The analysis of visual encoder and LLM backbone choice reveals that static scene semantic extraction (DINOv3 > CLIP > DINOv2) and enhanced LLM reasoning ability (Qwen2.5-7B > InternLM3-8B > Llama3.0-8B) are critical for cross-task generalization.
Real-World Experiments
Tests conducted on a UFACTORY xArm6 robot across five manipulation tasks confirm transferability in real-world settings. Success rates mirror simulation trends, with the framework consistently generating valid compositional skill sequences and executing precise actions.
Failure analyses identify limitations in 6-DoF pose understanding, accurate reasoning about spatial relationships, and object affordance modeling, pointing to essential challenges for future research.
Theoretical and Practical Implications
The theoretical contribution lies in elevating the generalization paradigm from trajectory similarity to skill composability. By aligning atomic skill labels with low-level actions, the framework exposes causal and procedural information to LLMs, thus activating structured reasoning over manipulation sequences. Practically, the dual-library design ensures that demonstration selection is both task-relevant and skill-complete, directly addressing coverage gaps that undermine zero-shot adaptation.
The findings contest the sufficiency of large-scale pretraining and context trajectory matching for compositional robotic generalization.
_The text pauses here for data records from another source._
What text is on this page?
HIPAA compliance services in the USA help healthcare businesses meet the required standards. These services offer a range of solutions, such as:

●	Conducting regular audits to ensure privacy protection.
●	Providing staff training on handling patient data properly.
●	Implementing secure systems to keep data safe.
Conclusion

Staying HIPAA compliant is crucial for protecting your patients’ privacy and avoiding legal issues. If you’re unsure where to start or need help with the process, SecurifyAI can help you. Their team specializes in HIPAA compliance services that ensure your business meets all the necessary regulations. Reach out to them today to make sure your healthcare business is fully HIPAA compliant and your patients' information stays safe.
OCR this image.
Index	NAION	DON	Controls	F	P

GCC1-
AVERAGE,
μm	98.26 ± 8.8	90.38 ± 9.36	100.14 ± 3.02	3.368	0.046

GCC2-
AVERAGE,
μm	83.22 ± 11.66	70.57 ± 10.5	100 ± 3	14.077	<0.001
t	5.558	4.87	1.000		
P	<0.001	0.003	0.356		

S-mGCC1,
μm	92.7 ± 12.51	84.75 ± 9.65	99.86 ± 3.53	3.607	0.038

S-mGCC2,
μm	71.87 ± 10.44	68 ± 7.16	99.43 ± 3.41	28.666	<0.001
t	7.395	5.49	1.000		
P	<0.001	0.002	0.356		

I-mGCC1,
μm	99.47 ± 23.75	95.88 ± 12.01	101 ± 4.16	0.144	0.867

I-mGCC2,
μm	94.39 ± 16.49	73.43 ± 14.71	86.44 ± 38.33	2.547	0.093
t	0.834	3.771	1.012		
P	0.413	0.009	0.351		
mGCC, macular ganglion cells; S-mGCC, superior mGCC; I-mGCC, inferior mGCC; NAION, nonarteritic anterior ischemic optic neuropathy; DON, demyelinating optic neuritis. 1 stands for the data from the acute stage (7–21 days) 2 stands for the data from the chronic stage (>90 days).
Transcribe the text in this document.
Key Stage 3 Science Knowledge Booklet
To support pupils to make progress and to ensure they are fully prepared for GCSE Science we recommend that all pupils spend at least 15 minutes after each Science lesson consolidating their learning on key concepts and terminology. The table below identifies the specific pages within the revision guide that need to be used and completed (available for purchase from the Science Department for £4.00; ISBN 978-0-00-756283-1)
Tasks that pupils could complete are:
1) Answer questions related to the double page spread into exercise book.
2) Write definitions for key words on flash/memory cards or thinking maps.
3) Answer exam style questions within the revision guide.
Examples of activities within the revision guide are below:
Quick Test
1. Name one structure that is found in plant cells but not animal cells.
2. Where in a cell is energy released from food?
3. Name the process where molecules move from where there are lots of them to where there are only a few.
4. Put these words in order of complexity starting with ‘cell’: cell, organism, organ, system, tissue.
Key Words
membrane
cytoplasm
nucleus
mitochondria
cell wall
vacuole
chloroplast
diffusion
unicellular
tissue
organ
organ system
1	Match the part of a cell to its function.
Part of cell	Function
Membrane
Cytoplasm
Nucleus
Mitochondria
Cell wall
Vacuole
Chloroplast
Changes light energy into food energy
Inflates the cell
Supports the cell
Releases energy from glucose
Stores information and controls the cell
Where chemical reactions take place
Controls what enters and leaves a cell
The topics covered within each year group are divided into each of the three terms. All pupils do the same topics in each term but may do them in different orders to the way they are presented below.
Explicit intermediate representations—grounded in manipulation semantics—are necessary to elicit robust cross-task reasoning, confirming the limits of end-to-end learning for open-world deployment.
Future Directions
- Integration of explicit 3D spatial reasoning and object affordance modeling may further mitigate failure cases and enhance performance in highly unconstrained real-world environments.
- The framework is amenable to expansion with richer skill vocabularies, hierarchical skill decomposition, and multimodal context fusion, enabling scalability to increasingly complex manipulation scenarios.
- Development of adaptive demonstration selection mechanisms that dynamically balance relevance and coverage, avoiding prompt over-saturation, remains imperative.
Conclusion
The Decompose and Recompose framework presents a principled methodology for zero-shot cross-task robotic manipulation by introducing compositional, interpretable skill-action pairs as the driver of LLM-based skill reasoning. Experimental results validate the advantages of skill-centric intermediate representations and dual-library retrieval strategies, setting a new standard for general-purpose robotic manipulation under cross-task distribution shifts (2605.01448).